If you want to define your own errors classes, I've had no complaints when
using the following module: es6-error [0]. It lets you define new error
classes which extend Error without any problems.

If you don't wanna pull in a module, the following StarOverflow answer [1]
shows how to define a custom error that works everywhere.

[0]
[https://www.npmjs.com/package/es6-error](https://www.npmjs.com/package/es6-error)

[1]
[http://stackoverflow.com/a/35881508/1505117](http://stackoverflow.com/a/35881508/1505117)

------
couchand
The article describes the use of captureStackTrace to grab a stack trace
terminating at a given function. Based on the introduction, which several
times alludes to "manipulating stack traces", I was hoping for more than a
single, simple way to limit the stack frames, like maybe adjusting
asynchronous calls into a synchronous-looking stack.

The only advantage to this technique over a simple try-catch-throw-new-error
pattern is excluding the current stack frame, which would be confusing in most
code and only useful really in a few cases like an assertion library. Even
there, it would probably be nice to see the function you called on the top of
the stack, since there's no throw in your own code.
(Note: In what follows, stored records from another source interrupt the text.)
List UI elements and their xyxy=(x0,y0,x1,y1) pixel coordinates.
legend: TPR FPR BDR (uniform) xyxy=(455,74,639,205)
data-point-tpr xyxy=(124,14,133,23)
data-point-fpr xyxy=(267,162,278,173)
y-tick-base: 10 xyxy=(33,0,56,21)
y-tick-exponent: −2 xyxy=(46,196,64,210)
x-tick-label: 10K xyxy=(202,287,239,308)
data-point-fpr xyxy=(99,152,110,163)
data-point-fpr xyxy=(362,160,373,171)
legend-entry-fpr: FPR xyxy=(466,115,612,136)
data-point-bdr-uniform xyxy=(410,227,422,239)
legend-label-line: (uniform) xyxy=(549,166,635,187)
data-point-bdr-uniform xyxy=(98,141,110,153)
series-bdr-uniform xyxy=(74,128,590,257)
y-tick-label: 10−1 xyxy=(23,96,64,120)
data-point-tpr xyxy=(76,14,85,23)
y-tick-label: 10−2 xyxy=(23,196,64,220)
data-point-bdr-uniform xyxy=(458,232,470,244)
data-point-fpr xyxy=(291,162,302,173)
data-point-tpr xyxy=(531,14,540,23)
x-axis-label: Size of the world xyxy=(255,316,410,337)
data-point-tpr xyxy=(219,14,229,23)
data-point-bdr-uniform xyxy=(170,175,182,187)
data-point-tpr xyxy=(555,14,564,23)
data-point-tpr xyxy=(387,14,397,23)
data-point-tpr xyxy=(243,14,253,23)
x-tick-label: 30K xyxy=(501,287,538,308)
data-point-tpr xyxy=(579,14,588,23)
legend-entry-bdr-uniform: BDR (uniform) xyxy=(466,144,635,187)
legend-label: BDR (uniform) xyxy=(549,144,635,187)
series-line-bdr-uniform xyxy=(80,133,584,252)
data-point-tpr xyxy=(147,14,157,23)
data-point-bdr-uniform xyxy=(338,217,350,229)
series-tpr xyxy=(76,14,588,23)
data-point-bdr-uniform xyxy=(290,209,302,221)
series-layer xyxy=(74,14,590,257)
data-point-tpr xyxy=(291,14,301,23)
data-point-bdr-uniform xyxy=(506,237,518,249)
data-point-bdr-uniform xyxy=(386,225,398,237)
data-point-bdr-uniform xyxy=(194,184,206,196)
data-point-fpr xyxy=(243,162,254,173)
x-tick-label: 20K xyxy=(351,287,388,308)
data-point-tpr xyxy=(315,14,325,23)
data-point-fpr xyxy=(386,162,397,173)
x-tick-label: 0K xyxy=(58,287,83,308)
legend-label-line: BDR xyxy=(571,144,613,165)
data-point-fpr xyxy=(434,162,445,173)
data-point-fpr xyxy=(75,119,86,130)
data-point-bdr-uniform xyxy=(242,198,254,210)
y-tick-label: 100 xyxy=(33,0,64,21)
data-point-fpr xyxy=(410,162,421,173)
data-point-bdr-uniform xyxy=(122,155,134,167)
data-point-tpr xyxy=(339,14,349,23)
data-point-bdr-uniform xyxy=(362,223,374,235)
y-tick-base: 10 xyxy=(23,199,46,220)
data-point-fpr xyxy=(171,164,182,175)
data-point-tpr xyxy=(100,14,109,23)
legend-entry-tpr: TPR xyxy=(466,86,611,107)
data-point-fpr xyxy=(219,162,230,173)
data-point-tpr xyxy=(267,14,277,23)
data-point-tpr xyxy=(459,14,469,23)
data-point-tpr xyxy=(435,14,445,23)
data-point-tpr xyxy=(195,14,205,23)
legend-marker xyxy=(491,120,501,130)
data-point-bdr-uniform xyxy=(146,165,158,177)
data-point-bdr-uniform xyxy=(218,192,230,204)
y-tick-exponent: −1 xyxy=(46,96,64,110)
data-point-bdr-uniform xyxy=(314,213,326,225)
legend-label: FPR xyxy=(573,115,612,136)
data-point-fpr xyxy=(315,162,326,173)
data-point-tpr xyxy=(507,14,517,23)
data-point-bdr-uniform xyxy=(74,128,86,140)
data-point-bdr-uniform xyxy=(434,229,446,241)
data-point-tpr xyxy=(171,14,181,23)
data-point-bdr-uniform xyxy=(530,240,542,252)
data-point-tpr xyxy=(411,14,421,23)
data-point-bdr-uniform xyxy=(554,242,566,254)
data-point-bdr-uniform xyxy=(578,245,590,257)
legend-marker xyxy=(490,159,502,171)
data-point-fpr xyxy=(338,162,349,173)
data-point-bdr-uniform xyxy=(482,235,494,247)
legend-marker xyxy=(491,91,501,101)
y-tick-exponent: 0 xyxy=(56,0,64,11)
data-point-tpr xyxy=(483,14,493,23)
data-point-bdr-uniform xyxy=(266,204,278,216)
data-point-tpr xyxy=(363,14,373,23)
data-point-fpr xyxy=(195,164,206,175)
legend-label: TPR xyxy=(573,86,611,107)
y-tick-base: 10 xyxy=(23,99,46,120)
It's probably worth mentioning that this is probably less performant than your
standard new Error call, since the stack trace won't be expanded there until
and unless you actually reference it.

------
c0achmcguirk
The page seems to have been slashdotted....or HackerNewsed. Google cache is
here [0].

[0]
[http://webcache.googleusercontent.com/search?q=cache:vM3Pd-w...](http://webcache.googleusercontent.com/search?q=cache:vM3Pd-
w-d_MJ:lucasfcosta.com/2017/02/17/JavaScript-Errors-and-Stack-
Traces.html+&cd=1&hl=en&ct=clnk&gl=us)